Even though the HR Technology conference was in Las Vegas this year, I promise we are not talking about anything inappropriate in the column today. In fact, the biggest amount of craziness actually didn’t occur among the Lockton HR Technology and Outsourcing team while in Sin City. Instead, we returned to find that the three teammates we left guarding the fort had gotten a little creative with the decorations of our cubes and our offices. Now I’m conflicted: do we take them with us next year to prevent random acts of decoration and sabotage or do we leave them behind to see how they can possibly top what they did this year?

balloons

pats desk

 

 

 

 

 

 

 

 

The HR Technology conference has always been a little light in the attention paid to the area of employee benefits. Talent Management and especially Recruiting tend to get center stage and a lot of press. In fact, every 3rd vendor I visited on the Expo floor seemed to have a recruiting or performance theme to them.

For our team, however, employee benefits remains half of what we spend our time consulting on so we are always looking to see which vendors and solutions are heavily marketing their presence. In past years, there have been as few as one or two major Benefit Administration vendors exhibiting. This year, there was a considerable increase – although nowhere near the number of vendors we’re used to working with on a regular basis.

For those firms that focus just on core Benefits Administration, the vendors exhibiting included (I’m going to list them alphabetically to remove any perception of favoritism): Benefitfocus, Businessolver, Ebix, Empowered Benefits and EBS – a.k.a. Workterra. (Obviously only vendors beginning with a B or E were allowed onto the showroom floor.)  This list is actually almost twice as long as it has been in the past. It’s affirming to see so many vendors making the significant investment to market their abilities. More than likely this points right back to the impact of healthcare reform.
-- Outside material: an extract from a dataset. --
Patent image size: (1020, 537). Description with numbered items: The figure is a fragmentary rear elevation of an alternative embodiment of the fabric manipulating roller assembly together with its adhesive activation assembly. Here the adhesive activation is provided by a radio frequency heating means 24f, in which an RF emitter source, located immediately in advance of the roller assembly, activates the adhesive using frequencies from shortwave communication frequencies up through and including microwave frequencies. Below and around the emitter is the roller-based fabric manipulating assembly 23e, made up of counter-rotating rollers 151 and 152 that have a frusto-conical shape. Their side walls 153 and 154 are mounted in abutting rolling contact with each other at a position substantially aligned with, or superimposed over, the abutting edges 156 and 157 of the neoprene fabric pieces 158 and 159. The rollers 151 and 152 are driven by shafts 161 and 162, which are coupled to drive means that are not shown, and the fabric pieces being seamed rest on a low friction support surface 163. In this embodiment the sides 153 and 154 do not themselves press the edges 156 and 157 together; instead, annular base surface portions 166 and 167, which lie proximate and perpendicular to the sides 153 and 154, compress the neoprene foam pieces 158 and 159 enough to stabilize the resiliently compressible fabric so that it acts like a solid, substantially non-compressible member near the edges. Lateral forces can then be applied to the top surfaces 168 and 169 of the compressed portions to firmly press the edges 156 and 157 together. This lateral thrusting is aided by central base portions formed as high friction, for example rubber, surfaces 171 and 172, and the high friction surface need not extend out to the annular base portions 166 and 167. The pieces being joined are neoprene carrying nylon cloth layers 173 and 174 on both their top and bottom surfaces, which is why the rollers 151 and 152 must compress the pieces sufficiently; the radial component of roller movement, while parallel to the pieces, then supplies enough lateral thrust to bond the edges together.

Speaking of the Affordable Care Act, Equifax used this opportunity to highlight their workforce management solution which sits in the nexus between benefits and time and attendance. They ended up taking an HR Technology Innovator award home for their trouble. I didn’t get a chance to visit the Kronos booth but I’m sure they were showing their solutions as well. Compliance was the #1 theme with these benefits vendors, with decision-support and employee engagement as strong followers.
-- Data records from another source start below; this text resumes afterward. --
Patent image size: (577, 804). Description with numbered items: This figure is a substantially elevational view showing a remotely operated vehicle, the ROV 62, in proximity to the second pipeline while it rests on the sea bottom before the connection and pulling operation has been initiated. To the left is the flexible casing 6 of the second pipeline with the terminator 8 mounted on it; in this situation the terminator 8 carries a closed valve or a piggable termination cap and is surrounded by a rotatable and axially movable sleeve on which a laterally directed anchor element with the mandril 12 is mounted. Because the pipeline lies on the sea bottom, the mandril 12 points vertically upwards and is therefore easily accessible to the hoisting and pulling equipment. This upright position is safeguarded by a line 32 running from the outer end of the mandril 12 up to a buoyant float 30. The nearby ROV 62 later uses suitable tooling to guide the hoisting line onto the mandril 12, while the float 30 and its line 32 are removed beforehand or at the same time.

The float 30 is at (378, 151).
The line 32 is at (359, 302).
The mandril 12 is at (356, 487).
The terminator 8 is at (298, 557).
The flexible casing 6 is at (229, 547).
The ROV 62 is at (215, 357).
Discovery Benefits was present, highlighting their ancillary benefit management (COBRA, FSA, etc.) and of course, there were the all-in-one/Swiss Army vendors (ADP, Ceridian, Paychex) with a benefits module to complete the ubiquitous wheel of services every vendor displays. There were also a handful of voluntary and ancillary benefits vendors present such as Spotlight and Winston Benefits. But, even including these folks, HR Tech provides a lot less exposure to the width and breath of the benefits industry than a typical benefits-focused conference where the these vendors are Legion.
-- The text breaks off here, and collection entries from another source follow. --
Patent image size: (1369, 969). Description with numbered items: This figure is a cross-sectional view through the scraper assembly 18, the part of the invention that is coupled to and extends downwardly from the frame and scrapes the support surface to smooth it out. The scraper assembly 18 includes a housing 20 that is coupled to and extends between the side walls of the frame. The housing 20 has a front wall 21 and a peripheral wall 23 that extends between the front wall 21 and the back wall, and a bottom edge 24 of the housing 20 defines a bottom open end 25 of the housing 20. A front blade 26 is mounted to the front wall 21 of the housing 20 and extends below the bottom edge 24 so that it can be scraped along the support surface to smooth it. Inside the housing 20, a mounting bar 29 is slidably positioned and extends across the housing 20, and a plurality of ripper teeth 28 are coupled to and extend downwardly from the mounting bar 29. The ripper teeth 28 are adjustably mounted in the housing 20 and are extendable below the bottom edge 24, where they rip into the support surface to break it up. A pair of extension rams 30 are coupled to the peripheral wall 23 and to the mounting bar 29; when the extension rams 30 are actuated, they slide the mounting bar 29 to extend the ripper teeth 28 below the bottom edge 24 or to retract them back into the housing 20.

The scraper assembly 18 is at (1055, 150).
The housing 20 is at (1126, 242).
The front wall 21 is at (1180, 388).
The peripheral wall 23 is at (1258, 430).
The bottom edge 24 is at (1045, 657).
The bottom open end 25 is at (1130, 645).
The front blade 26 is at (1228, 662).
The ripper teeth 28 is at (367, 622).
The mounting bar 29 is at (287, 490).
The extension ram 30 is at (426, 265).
In general, we saw vendors expanding their presence considerably. Businessolver doubled the size of their booth from this year to last year. (And they seemed to have finally appeased the gods of booth location after several years of being stuck on the periphery.) EBS has really refined their marketing presence as well. I don’t know of a vendor who has been more transformative of the last three years–although Benefitfocus’ transition from carrier-based to direct-sales five years ago still is the high water mark in transformations.